Examine these sentences
He is a late man.
He is late.
LATE in the first sentence means dead, but it means something else in the second sentence. It means that the man is not early. Can you spot the difference now?
Also, the words serious, ghastly and fatal.
Examine these:
It was a serious accident.
It was ghastly accident.
It was a fatal accident.
In these usages, the three words cannot be used the same way . There is no doubt that they are  all adjectives, but they cannot be used the same way.
It will be wrong to say,
A very ghastly accident.✖️
Or
A very fatal accident.✖️
This is because the words are extreme qualities and degrees, and do not need the adverb of degree VERY again.

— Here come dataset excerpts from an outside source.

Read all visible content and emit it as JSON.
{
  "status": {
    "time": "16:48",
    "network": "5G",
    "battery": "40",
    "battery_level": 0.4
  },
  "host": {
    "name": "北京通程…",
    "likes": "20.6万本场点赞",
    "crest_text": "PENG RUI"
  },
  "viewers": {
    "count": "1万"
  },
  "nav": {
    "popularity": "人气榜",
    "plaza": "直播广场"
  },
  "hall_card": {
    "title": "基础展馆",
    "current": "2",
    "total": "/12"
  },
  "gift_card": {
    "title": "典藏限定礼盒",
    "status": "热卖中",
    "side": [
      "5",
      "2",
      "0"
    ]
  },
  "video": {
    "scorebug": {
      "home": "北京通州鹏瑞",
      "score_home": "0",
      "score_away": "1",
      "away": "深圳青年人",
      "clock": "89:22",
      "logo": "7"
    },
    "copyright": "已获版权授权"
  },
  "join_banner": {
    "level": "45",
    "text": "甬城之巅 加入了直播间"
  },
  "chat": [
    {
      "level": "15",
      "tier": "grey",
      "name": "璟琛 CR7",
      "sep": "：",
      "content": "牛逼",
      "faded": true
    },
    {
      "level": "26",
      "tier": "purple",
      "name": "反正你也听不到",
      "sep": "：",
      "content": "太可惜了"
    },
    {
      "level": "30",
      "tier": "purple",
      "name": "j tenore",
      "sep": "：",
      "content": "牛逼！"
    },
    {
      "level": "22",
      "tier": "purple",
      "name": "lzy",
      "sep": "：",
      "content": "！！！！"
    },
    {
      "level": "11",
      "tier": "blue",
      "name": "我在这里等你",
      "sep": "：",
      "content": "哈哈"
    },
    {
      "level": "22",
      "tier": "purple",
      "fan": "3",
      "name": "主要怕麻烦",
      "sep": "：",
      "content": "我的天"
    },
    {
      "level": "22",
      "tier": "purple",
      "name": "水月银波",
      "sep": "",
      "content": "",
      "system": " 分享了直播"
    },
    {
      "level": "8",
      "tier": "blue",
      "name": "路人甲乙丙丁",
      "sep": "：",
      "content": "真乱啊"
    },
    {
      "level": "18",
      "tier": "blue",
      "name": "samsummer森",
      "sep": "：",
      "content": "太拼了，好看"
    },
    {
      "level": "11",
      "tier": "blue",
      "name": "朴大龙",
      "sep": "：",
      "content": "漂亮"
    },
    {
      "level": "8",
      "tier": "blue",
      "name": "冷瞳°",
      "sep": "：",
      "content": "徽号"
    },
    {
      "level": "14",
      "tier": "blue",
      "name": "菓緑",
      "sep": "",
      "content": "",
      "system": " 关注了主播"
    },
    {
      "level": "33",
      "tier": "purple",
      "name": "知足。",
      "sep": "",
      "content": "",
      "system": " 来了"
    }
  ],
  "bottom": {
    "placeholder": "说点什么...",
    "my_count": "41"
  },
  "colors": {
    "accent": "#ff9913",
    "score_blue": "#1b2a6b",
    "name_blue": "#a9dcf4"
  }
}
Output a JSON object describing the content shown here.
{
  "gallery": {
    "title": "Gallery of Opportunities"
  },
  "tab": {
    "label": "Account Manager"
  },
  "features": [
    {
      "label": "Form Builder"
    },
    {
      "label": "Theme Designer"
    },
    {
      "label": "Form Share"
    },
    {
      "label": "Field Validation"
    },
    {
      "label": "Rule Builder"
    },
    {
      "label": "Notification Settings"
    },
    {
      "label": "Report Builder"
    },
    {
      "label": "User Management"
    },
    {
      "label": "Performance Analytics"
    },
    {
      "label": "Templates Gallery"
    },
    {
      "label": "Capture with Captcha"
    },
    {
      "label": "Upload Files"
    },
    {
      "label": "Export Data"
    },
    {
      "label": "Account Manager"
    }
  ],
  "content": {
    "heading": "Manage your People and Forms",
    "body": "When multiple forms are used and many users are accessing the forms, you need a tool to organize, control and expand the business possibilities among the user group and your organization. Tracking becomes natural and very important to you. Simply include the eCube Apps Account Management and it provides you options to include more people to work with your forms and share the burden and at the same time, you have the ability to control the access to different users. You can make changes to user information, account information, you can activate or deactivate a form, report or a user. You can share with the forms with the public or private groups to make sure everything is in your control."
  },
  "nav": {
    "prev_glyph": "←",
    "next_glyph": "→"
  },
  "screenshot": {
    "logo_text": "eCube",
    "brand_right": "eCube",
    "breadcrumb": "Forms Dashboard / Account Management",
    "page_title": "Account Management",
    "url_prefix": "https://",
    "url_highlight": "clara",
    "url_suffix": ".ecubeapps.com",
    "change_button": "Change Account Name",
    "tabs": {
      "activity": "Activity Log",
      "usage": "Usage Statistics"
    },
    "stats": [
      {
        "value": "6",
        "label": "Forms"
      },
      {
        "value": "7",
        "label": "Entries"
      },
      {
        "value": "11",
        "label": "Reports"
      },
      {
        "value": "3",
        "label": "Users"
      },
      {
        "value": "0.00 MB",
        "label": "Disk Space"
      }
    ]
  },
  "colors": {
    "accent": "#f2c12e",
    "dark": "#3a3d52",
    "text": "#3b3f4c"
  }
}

How do I mean?
Ghastly and Fatal already means VERY SERIOUS.
Is fatal the same as ghastly? That will be the  discussion in the next journey.
In sum, it is important for every user of the English language to avoid the use of words as they feel like because they may not exactly suggest the same thing. I will explore other ways of identifying the differences in synonymous words in the next edition.

 

 

References
Crystal.D.(2010) Encyclopedia of The English Language . USA: Cambridge University Press
Das.P.C(2012) Applied English Grammar and Composition. New Delhi: New Central Book Agency
Douglas .A and Strumpf Michael (2010) The Complete Grammar. India: Goodwill Publishing House.
Jindal.D.V and Syal P.(2010) An Introduction to Linguistics .New Delhi: PHI Learning
Jones.N etal(1985) The Right Word at the  Right Time. London: Readers’ Digest Association
Yule G.(2014) The Study of Language USA: Cambridge University Press.